DIKUL - logo
E-viri
Celotno besedilo
  • Embodied knowledge in West ...
    Wright, Zachary Valentine

    01/2010
    Dissertation

    Muslim communities developing around charismatic Sufi marabouts in twentieth-century West Africa represented the fruition of enduring values concerning the carrying of sacred knowledge in the bodily presence of Muslim scholars. Muslim mystics were not ahistorical constants in the landscape of African Islam: they drew on earlier methods of embodied Islamic knowledge transmission even as they responded to internal social changes. This newly public form of sainthood offered unprecedented access to the loftiest of aspirations within the framework of the Islamic sciences: the experiential knowledge of God, or gnosis (ma'rifa). Through the knowledge thought to be contained in Sufi shaykhs, large numbers of disciples made claims to a form of Muslim religiosity only few were able to access before. Disciples used the medium of the Sufi shaykh not only to participate in gnosis, but also to share in Islamic knowledge practices more broadly.
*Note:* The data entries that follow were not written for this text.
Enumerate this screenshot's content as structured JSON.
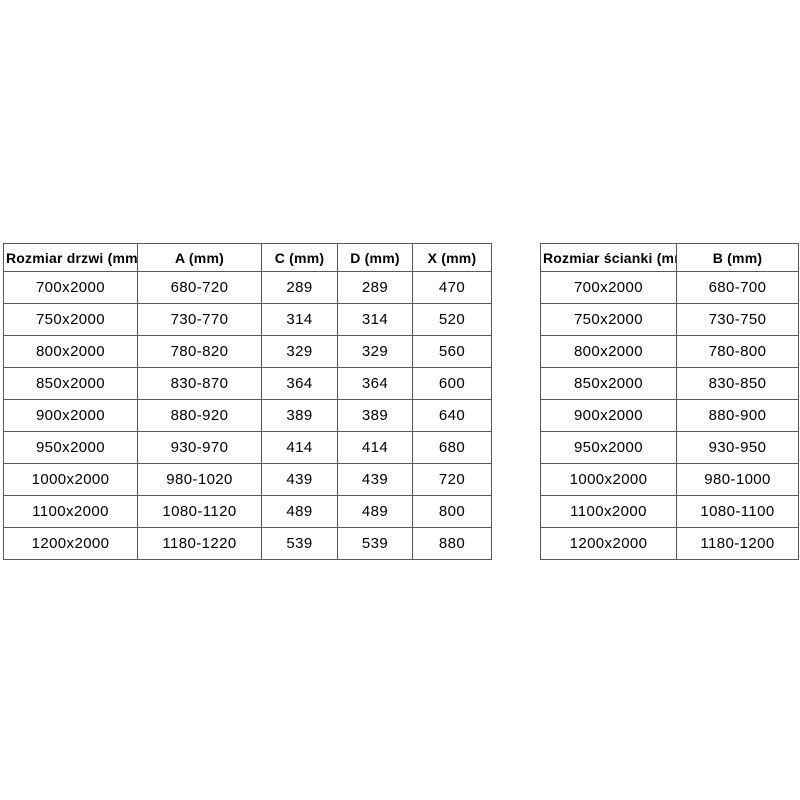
{
  "page": {
    "background": "#ffffff"
  },
  "colors": {
    "border": "#595959",
    "text": "#000000",
    "background": "#ffffff"
  },
  "tables": [
    {
      "name": "door-dimensions-table",
      "headers": [
        "Rozmiar drzwi (mm)",
        "A (mm)",
        "C (mm)",
        "D (mm)",
        "X (mm)"
      ],
      "rows": [
        [
          "700x2000",
          "680-720",
          "289",
          "289",
          "470"
        ],
        [
          "750x2000",
          "730-770",
          "314",
          "314",
          "520"
        ],
        [
          "800x2000",
          "780-820",
          "329",
          "329",
          "560"
        ],
        [
          "850x2000",
          "830-870",
          "364",
          "364",
          "600"
        ],
        [
          "900x2000",
          "880-920",
          "389",
          "389",
          "640"
        ],
        [
          "950x2000",
          "930-970",
          "414",
          "414",
          "680"
        ],
        [
          "1000x2000",
          "980-1020",
          "439",
          "439",
          "720"
        ],
        [
          "1100x2000",
          "1080-1120",
          "489",
          "489",
          "800"
        ],
        [
          "1200x2000",
          "1180-1220",
          "539",
          "539",
          "880"
        ]
      ]
    },
    {
      "name": "wall-dimensions-table",
      "headers": [
        "Rozmiar ścianki (mm)",
        "B (mm)"
      ],
      "rows": [
        [
          "700x2000",
          "680-700"
        ],
        [
          "750x2000",
          "730-750"
        ],
        [
          "800x2000",
          "780-800"
        ],
        [
          "850x2000",
          "830-850"
        ],
        [
          "900x2000",
          "880-900"
        ],
        [
          "950x2000",
          "930-950"
        ],
        [
          "1000x2000",
          "980-1000"
        ],
        [
          "1100x2000",
          "1080-1100"
        ],
        [
          "1200x2000",
          "1180-1200"
        ]
      ]
    }
  ]
}
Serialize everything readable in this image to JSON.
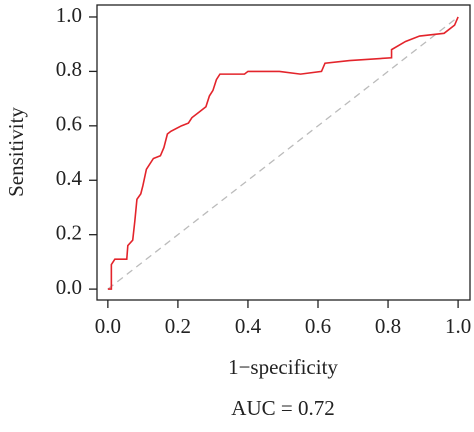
{
  "chart_data": {
    "type": "line",
    "x_label": "1−specificity",
    "y_label": "Sensitivity",
    "annotation": "AUC = 0.72",
    "x": [
      0,
      0.01,
      0.01,
      0.02,
      0.054,
      0.057,
      0.071,
      0.077,
      0.083,
      0.094,
      0.1,
      0.11,
      0.13,
      0.15,
      0.16,
      0.17,
      0.18,
      0.21,
      0.23,
      0.24,
      0.26,
      0.28,
      0.29,
      0.3,
      0.31,
      0.32,
      0.39,
      0.4,
      0.49,
      0.55,
      0.61,
      0.62,
      0.69,
      0.81,
      0.81,
      0.85,
      0.89,
      0.96,
      0.99,
      1
    ],
    "series": [
      {
        "color": "#e3242b",
        "values": [
          0,
          0,
          0.09,
          0.11,
          0.11,
          0.16,
          0.18,
          0.25,
          0.33,
          0.35,
          0.38,
          0.44,
          0.48,
          0.49,
          0.52,
          0.57,
          0.58,
          0.6,
          0.61,
          0.63,
          0.65,
          0.67,
          0.71,
          0.73,
          0.77,
          0.79,
          0.79,
          0.8,
          0.8,
          0.79,
          0.8,
          0.83,
          0.84,
          0.85,
          0.88,
          0.91,
          0.93,
          0.94,
          0.97,
          1
        ]
      }
    ],
    "reference_color": "#bbbbbb",
    "xlim": [
      -0.031,
      1.034
    ],
    "ylim": [
      -0.04,
      1.044
    ],
    "xticks": [
      {
        "value": 0,
        "label": "0.0"
      },
      0.2,
      0.4,
      0.6,
      0.8,
      {
        "value": 1,
        "label": "1.0"
      }
    ],
    "yticks": [
      {
        "value": 0,
        "label": "0.0"
      },
      0.2,
      0.4,
      0.6,
      0.8,
      {
        "value": 1,
        "label": "1.0"
      }
    ]
  }
}
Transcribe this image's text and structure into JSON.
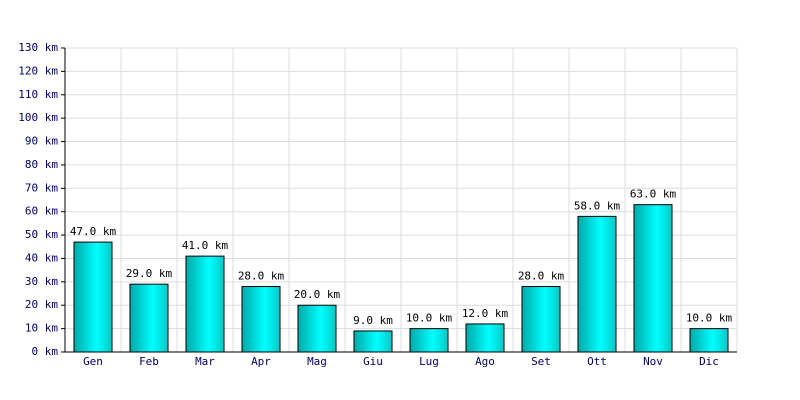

The shaykh as a site of participation also might permit disciples access to political and cultural debates on a scale usually thought beyond the scope of Africans outside of the Western-educated elite. Analysis of marabouts as loci of knowledge production, both Islamic and otherwise, thus reveals the historical agency of many “ordinary” African Muslims. The community of Shaykh Ibrahīm Niasse (1900-1975) in Senegal provides fertile ground for the exploration of embodied Islamic knowledge practices in African history. With millions of followers around Africa and beyond, Shaykh Ibrahim was one of the most renowned Sufi shaykhs and Muslim intellectuals on the African continent in the twentieth century. The teaching of gnosis within Shaykh Ibrahim's community both reaffirmed and reordered traditional Islamic knowledge practices, while making space for Muslim religious disposition in new discourses of identity and belonging. This thesis uses the lens of embodied gnosis to examine the movement's resonance with earlier forms of knowledge transmission and its reformulation of Muslim identity in a time of great historical change.